On paper, Hanks and Samberg wearing bald caps to parade around the streets of New York City as a chrome-domed Europop duo inspired by Right Said Fred who ask people not to harm their nuts through the medium of song was right up The Lonely Island’s street, only for the aptly named ‘My Testicles’ to fall exruciatingly flat.

Mercifully, it didn’t air on the main show but lives forever in infamy as an SNL Digital Short, and Taccone was wracked with guilt and shame on the podcast they host alongside Seth Meyers when reflecting on the dire sketch. “I just saw Tommy Hanks recently,” he said. “And I was just immediately feeling terrible that we let him down so hard with the short.”
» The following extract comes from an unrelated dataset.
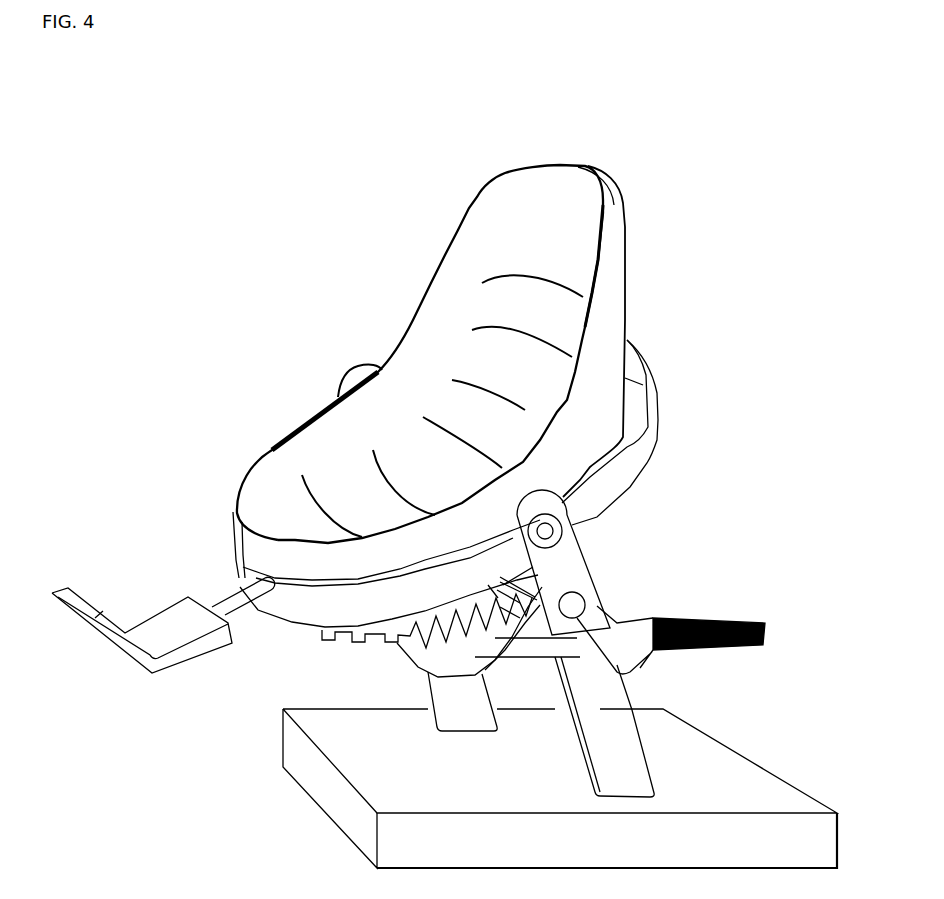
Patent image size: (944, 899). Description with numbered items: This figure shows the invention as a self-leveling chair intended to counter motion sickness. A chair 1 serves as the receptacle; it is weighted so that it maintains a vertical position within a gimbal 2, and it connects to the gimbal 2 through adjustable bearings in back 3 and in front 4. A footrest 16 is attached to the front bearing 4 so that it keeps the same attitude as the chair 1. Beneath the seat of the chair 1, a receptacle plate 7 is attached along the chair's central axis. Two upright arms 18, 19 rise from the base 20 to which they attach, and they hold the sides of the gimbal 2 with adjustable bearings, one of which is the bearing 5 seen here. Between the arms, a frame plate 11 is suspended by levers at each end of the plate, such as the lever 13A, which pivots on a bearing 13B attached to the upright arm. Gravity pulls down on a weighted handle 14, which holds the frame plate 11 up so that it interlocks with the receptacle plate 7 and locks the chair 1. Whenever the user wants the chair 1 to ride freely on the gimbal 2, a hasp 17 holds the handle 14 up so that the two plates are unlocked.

It certainly wasn’t The Lonely Island, Hanks, or SNL‘s finest hour, especially when they’re capable of so much more individually and collectively. The actor is probably too nice to admit that it’s shite, but Taccone knows it, and all he could do was hold his hands up and admit that he wishes he’d never placed one of the industry’s most popular stars into such a woefully unfunny music video.

On the plus side, it didn’t dissuade Hanks from returning to SNL. ‘My Testicles’ is arguably the worst thing he’s ever been a part of during his four-decade association with the show, but since it was dumped online in May 2006, he’s returned for three more hosting gigs.